Effectively, the Chinese own Afghanistan, the important parts of it anyway—airbases, ports, mineral rights, and so forth—or will shortly.

As for internal Taliban affairs, the Chinese communists aren’t about to lift a finger about the horrifying level of women’s rights or the extensive drug growing and dealing the terror group engages in, especially if they send as much of it as possible to America.

As long as the various Islamic terror organizations leave the Chinese alone, the Chinese will let them do as they wish. Yes, some—al-Qaeda, ISIS-K, one we haven’t heard of yet—may make a fuss about the treatment of the Uyghurs and make their violent presence known, but I would imagine they ultimately see the Chinese forces as much more ruthless than the Americans (now especially) and this will be at best a temporary sideshow of little global importance.
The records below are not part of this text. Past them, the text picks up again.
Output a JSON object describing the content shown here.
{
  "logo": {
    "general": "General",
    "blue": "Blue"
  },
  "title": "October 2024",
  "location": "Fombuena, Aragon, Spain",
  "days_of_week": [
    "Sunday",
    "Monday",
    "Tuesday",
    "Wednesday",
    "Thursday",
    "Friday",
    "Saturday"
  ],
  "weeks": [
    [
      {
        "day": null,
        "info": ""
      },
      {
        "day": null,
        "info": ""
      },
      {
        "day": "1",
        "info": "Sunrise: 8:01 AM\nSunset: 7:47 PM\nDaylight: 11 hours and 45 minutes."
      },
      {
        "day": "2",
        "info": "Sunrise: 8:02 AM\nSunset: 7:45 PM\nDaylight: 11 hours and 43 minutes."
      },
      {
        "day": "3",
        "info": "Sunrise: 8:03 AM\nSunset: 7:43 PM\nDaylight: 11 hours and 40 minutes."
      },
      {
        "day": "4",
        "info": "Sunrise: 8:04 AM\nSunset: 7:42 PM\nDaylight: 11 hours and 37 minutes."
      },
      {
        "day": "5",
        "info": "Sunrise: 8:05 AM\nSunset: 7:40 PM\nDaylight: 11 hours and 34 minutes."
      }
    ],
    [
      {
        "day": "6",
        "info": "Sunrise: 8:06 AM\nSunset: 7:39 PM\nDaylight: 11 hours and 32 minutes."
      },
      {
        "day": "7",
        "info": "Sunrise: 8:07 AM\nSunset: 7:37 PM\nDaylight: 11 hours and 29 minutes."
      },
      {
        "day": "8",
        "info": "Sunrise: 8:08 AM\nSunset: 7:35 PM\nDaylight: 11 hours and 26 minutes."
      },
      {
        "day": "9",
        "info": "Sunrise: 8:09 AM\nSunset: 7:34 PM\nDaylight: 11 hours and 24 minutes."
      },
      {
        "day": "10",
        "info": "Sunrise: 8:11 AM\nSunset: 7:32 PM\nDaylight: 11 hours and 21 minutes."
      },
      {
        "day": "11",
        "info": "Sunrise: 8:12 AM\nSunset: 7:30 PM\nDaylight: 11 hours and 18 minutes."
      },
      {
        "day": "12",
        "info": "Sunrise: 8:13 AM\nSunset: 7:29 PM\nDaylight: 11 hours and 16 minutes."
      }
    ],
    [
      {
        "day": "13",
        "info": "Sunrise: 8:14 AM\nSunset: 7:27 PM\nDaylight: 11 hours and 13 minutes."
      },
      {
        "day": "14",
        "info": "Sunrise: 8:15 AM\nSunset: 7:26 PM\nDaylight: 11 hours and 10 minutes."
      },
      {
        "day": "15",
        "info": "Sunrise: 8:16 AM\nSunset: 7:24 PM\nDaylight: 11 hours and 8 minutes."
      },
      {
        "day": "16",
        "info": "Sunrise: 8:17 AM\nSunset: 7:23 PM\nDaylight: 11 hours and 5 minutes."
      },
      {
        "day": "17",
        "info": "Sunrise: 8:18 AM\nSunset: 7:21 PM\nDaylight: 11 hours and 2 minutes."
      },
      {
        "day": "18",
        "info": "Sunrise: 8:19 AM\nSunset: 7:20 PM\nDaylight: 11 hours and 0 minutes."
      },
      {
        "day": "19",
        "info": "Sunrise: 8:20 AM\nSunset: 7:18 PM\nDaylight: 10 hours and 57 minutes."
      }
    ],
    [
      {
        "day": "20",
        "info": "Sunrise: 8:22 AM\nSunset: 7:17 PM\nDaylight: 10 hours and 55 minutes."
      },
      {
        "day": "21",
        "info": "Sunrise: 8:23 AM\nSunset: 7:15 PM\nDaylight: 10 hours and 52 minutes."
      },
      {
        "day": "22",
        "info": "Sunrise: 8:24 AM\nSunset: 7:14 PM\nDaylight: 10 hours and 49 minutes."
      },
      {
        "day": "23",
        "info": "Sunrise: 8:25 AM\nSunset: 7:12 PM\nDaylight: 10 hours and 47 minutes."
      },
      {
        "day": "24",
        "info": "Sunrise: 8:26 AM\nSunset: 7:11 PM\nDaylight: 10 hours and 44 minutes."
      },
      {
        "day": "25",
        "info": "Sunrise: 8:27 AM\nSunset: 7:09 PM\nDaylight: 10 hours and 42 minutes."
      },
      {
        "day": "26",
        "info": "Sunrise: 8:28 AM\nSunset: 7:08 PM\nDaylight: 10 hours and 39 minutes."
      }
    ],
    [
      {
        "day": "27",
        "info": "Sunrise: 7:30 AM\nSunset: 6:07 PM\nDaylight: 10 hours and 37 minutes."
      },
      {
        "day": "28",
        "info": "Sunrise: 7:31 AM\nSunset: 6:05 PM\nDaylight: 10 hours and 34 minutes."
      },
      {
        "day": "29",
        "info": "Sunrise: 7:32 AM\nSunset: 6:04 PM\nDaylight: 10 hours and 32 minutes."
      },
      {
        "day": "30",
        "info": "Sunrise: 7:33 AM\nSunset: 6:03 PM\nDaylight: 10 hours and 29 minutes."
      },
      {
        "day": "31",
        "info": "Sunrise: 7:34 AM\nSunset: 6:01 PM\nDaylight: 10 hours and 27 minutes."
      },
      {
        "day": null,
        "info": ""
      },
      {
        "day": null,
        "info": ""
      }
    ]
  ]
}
Realpolitik will be at play on both Chinese and Taliban (Islamic) sides as they benefit each other, at least for now.

So how did we get here? If this is all so obvious—and it is—wasn’t our State Department and our military aware of how this would, or certainly could, turn out? (Wouldn’t they at least leave a small NATO force guarding Bagram and destroy our weaponry?)

I imagine many of our officials were—how could they not be—aware of this eventuality. And that’s highly disturbing.

Why then did the USA cede Afghanistan—a territory bounded by Iran and Pakistan, among other states, not to mention control of much of the world’s rare earths and other key resources—to the increasingly totalitarian China of Xi Jinping?

For an answer, it’s hard not to think back to those days when, shortly before declaring for the presidency and reversing himself on the topic, our current president told us “The Chinese aren’t our enemies, folks.”

Was he covering up for his own activities and connections that could have been recorded on his son Hunter Biden’s laptop, much of which is as yet unseen? Do the Chinese, in the crudest sense, have something on him? Unfortunately, considering the operations and governance of our FBI and Department of Justice, we may never know.

We can, however, make our own surmises. But whatever they may be, they’re only a part of a more depressing overall zeitgeist.

I have believed for some time—and our extraordinarily rapid and ill-conceived evacuation of Afghanistan, leaving behind not only Bagram but enough U.S. weaponry to make the Taliban’s army nearly equivalent to the Italian’s, not to mention putting our advanced military technology in the hands of the Chinese and the Russians, only underscores this—that a large percentage of our Democratic Party leadership as well as a tragically significant percentage of the Republican have long believed the Chinese regime are winning the battle between China and America for global hegemony. They are therefore, overtly or covertly, consciously or subconsciously, throwing in with the Chinese side for their own economic—and to a lesser extent survival, though the two interact—advantage.

Our globalist-leaning corporations, like the giant law firm linked above, that deal extensively with China are similar. They’re going with what they think is the winning side.

And globalism is not democracy. For the globalist, people voting has been irrelevant, even retrograde, for decades. It’s the one-party state gone world-wide.

So, to be overly colloquial, “bugging out” on Afghanistan to them is no big deal. And China taking over, well, to them it’s just part of the game.